Interview by Rafy Mediavilla, w/ director Michael Feifer from Lionsgate’s movie “Catch The Bullet”.
This powerful western starring Peter Facinelli (Twilight franchise) shows what happens when you push a good man too far. Britt MacMasters (Jay Pickett), a U.S. Marshal, returns from a mission to find his father (Tom Skerritt) wounded and his son, Chad, kidnapped by the outlaw Jed Blake. Hot on their trail, Britt forms a posse with a gunslinging deputy and a stoic Pawnee tracker. But both Jed and Britt tread dangerously close to the Red Desert’s Sioux territory, which poses a menace far greater than either can imagine.
“Catch The Bullet” Out Now On Digital & VOD, Blu-ray & DVD On Sept 14.
What is it about Westerns that all stories they just seem to connect and just work?
Well, Westerns are classic stories that reach back all the way to Greek mythology. They’re classic storylines that don’t have the complications of today’s society. You know of cell phones and cars and so you can really get down into the nitty gritty of the story and the character, because that’s what makes movies work as characters right. And so when you get rid of all that other exterior, all those other external forces and you get down into the storyline and the personalities and the characters and the motivations It works, plus everybody loves to see you know the sets and the horses and all of.
What is it about this story that caught your eye? This story written by Jerry Robbins.
Well, I mean I have to tell you any father son story is really powerful and this is really a father son story and so you know that’s the driving narrative throughout the whole thing. I mean, imagine being a father and you come back home and your kids been kidnapped and it’s he’s been kidnapped by a man, you know you have a history with, so he’s not going to kill your son. He’s going to work through your son and time is ticking, you know. And then we’re talking about the Old West and so what’s interest about the Old West? ’cause you know, you just can’t jump in a car and drive 120 while they’re driving 60 mph. You know you’re on a horse. There are scenes in the movie where the deputy, that’s with him played by Calder Griffith can’t sleep, he’s tired because they have to catch up to him, you know, so there’s this driving force behind it and that’s was a pretty powerful storyline.
I had the opportunity to talk to Gattlin Griffith a while ago and he absolutely blew my mind. What was it about him that you felt that he was the right fit for the character?
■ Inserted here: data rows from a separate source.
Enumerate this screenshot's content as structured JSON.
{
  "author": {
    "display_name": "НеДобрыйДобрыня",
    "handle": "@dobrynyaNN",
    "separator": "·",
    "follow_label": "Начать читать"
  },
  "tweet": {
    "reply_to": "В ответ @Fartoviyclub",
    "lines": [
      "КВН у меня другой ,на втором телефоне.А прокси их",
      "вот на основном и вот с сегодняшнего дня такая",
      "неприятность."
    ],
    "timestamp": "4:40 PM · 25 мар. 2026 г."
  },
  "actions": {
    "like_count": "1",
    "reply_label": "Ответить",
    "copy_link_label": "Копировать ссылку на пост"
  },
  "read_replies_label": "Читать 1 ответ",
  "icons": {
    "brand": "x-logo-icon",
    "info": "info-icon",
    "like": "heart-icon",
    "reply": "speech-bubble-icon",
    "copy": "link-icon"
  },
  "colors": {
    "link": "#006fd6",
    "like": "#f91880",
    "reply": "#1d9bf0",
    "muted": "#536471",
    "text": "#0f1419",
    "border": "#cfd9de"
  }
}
Well, first of all, just story wise, just want to mention Jerry Robbins who wrote the script ’cause it’s really his creation. It’s all Jerry but Gattlin Griffith so. I’ll be honest with you; I didn’t hire particularly Gattlin and Calder, I didn’t know much about them as actors. What I knew about them is that they’re Cowboys, they really are the real thing and their father Tad Griffith is a famous stuntman Wrangler and I needed guys who could ride horses and act. And Gattlin, I’m sure you’ve seen Gattlin, he’s been acting since he was a kid. Calder hasn’t been acting as much as Gattlin has been and the two of them look nothing alike. So they’re brothers, but they actually don’t play brothers in the film, and for me it’s sometimes with an actor you don’t really know what you’re going to get. Until you’re there in Wyoming on set, you know. But I needed actors who are so comfortable on horses that then they can stop worrying about the horses and do their job as an actor, and that’s what Gattlin and Calder were able to do. And I knew I had that going for me, so I knew no matter what those guys would be really comfortable. As Cowboys and then, we could really bring out their performances, but I didn’t have to do much. Gattlin and Calder are fantastic and so sometimes you get lucky. Honestly, I got lucky the guys.
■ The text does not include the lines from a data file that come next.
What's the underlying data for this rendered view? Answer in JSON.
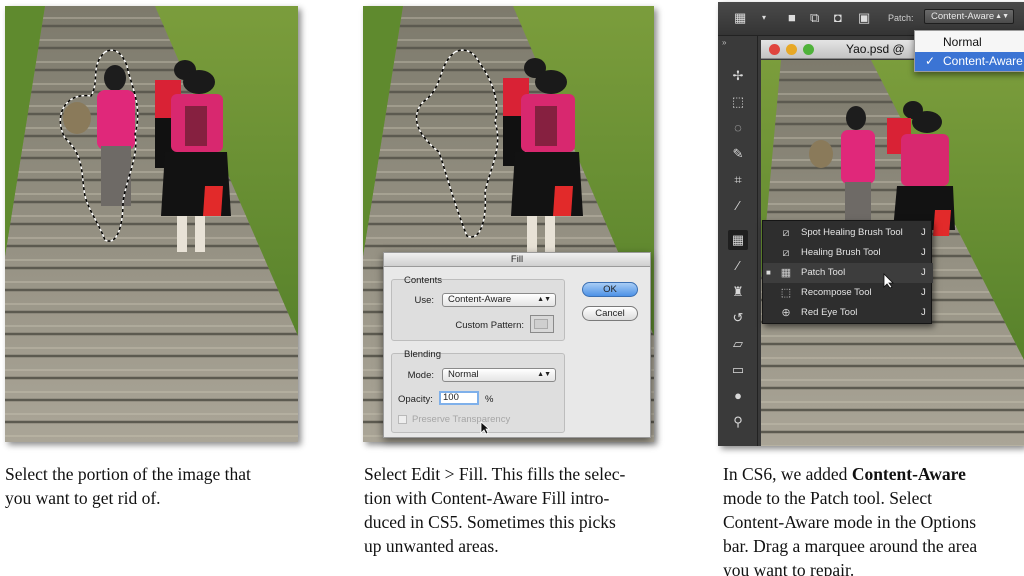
{
  "captions": {
    "first": {
      "line1": "Select the portion of the image that",
      "line2": "you want to get rid of."
    },
    "second": {
      "line1": "Select Edit > Fill. This fills the selec-",
      "line2": "tion with Content-Aware Fill intro-",
      "line3": "duced in CS5. Sometimes this picks",
      "line4": "up unwanted areas."
    },
    "third": {
      "line1_pre": "In CS6, we added ",
      "line1_bold": "Content-Aware",
      "line2": "mode to the Patch tool. Select",
      "line3": "Content-Aware mode in the Options",
      "line4": "bar. Drag a marquee around the area",
      "line5": "you want to repair."
    }
  },
  "fill_dialog": {
    "title": "Fill",
    "contents_label": "Contents",
    "use_label": "Use:",
    "use_value": "Content-Aware",
    "custom_pattern_label": "Custom Pattern:",
    "blending_label": "Blending",
    "mode_label": "Mode:",
    "mode_value": "Normal",
    "opacity_label": "Opacity:",
    "opacity_value": "100",
    "opacity_unit": "%",
    "preserve_label": "Preserve Transparency",
    "ok_label": "OK",
    "cancel_label": "Cancel"
  },
  "photoshop": {
    "patch_label": "Patch:",
    "patch_value": "Content-Aware",
    "patch_menu": [
      "Normal",
      "Content-Aware"
    ],
    "patch_menu_check": "✓",
    "doc_title": "Yao.psd @",
    "tool_flyout": [
      {
        "label": "Spot Healing Brush Tool",
        "key": "J",
        "icon": "spot-healing-brush-icon"
      },
      {
        "label": "Healing Brush Tool",
        "key": "J",
        "icon": "healing-brush-icon"
      },
      {
        "label": "Patch Tool",
        "key": "J",
        "icon": "patch-icon"
      },
      {
        "label": "Recompose Tool",
        "key": "J",
        "icon": "recompose-icon"
      },
      {
        "label": "Red Eye Tool",
        "key": "J",
        "icon": "red-eye-icon"
      }
    ],
    "active_bullet": "■",
    "colors": {
      "selected_blue": "#3b74d4",
      "panel_dark": "#3a3a3a",
      "close_red": "#e0443e",
      "minimize_yellow": "#e7a826",
      "zoom_green": "#4fb23a"
    }
  }
}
Did the screenwriter and yourself that sit down and work this whole story and Jed arc, maybe with the idea of Jed getting away with it?
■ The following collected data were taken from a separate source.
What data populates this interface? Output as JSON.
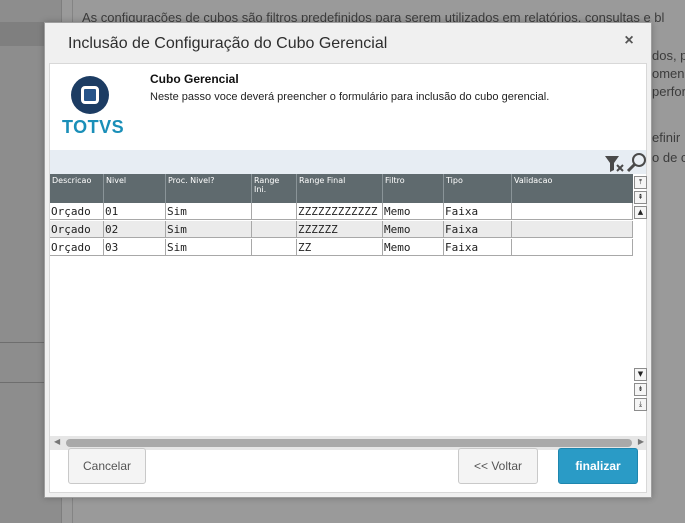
{
  "background": {
    "line1": "As configurações de cubos são filtros predefinidos para serem utilizados em relatórios, consultas e bl",
    "line2": "dos, p",
    "line3": "omen",
    "line4": "perfor",
    "line5": "efinir",
    "line6": "o de c"
  },
  "modal": {
    "title": "Inclusão de Configuração do Cubo Gerencial",
    "close": "×"
  },
  "header": {
    "logo_text": "TOTVS",
    "title": "Cubo Gerencial",
    "description": "Neste passo voce deverá preencher o formulário para inclusão do cubo gerencial."
  },
  "grid": {
    "columns": [
      "Descricao",
      "Nivel",
      "Proc. Nivel?",
      "Range Ini.",
      "Range Final",
      "Filtro",
      "Tipo",
      "Validacao"
    ],
    "rows": [
      [
        "Orçado",
        "01",
        "Sim",
        "",
        "ZZZZZZZZZZZZ",
        "Memo",
        "Faixa",
        ""
      ],
      [
        "Orçado",
        "02",
        "Sim",
        "",
        "ZZZZZZ",
        "Memo",
        "Faixa",
        ""
      ],
      [
        "Orçado",
        "03",
        "Sim",
        "",
        "ZZ",
        "Memo",
        "Faixa",
        ""
      ]
    ]
  },
  "scroll": {
    "top": "⤒",
    "page_up": "⇞",
    "up": "▲",
    "down": "▼",
    "page_down": "⇟",
    "bottom": "⤓",
    "left": "◀",
    "right": "▶"
  },
  "buttons": {
    "cancel": "Cancelar",
    "back": "<< Voltar",
    "finish": "finalizar"
  },
  "colors": {
    "accent": "#2a9bc6",
    "header_bg": "#5f6a6e",
    "logo_blue": "#1a8fb8"
  }
}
I mean, it’s all Jerry creation. It’s not mine. We didn’t really change much from the script. I mean, once you edit a movie, the movie when we first completed the movie was like two hours long. On and then you gotta trim it down, trim it down so scenes and pieces go away. So that’s where me sculpting it and onset sculpting. But it was Jerry script, you know verbatim. But you know with Gattlin it was really, first of all, you know you always want to make an actor feel comfortable on set to really become that character. There was this one scene that was early on that we were shooting were Gattlin, the boy gets away and Gattlin has to yell at his guys and get in their cases and Gattlin was getting in their faces, but I think because it was, you know he’s just met the guys and it’s one of the first scenes we’re shooting. I don’t know, If he felt comfortable and I said again, I said look, this is the way I want you to do it. And I said, just step away and so let me get in there and I just get in there and I like grab each guy by the shirt. I pull him, you know, and I grabbed the next guy and he’s like. Oh, you want me to get like really physical like, really? I’m like yeah just give it to them. You know everybody needs to feel like you are on edge and you could just lose anytime and kill any one of them, which he practically does. So I think Gatling got it right off the bat, and then he did so well just sticking with that the whole way and it’s a hard character to play because you don’t want to seem over the top, but you’re also really raging inside.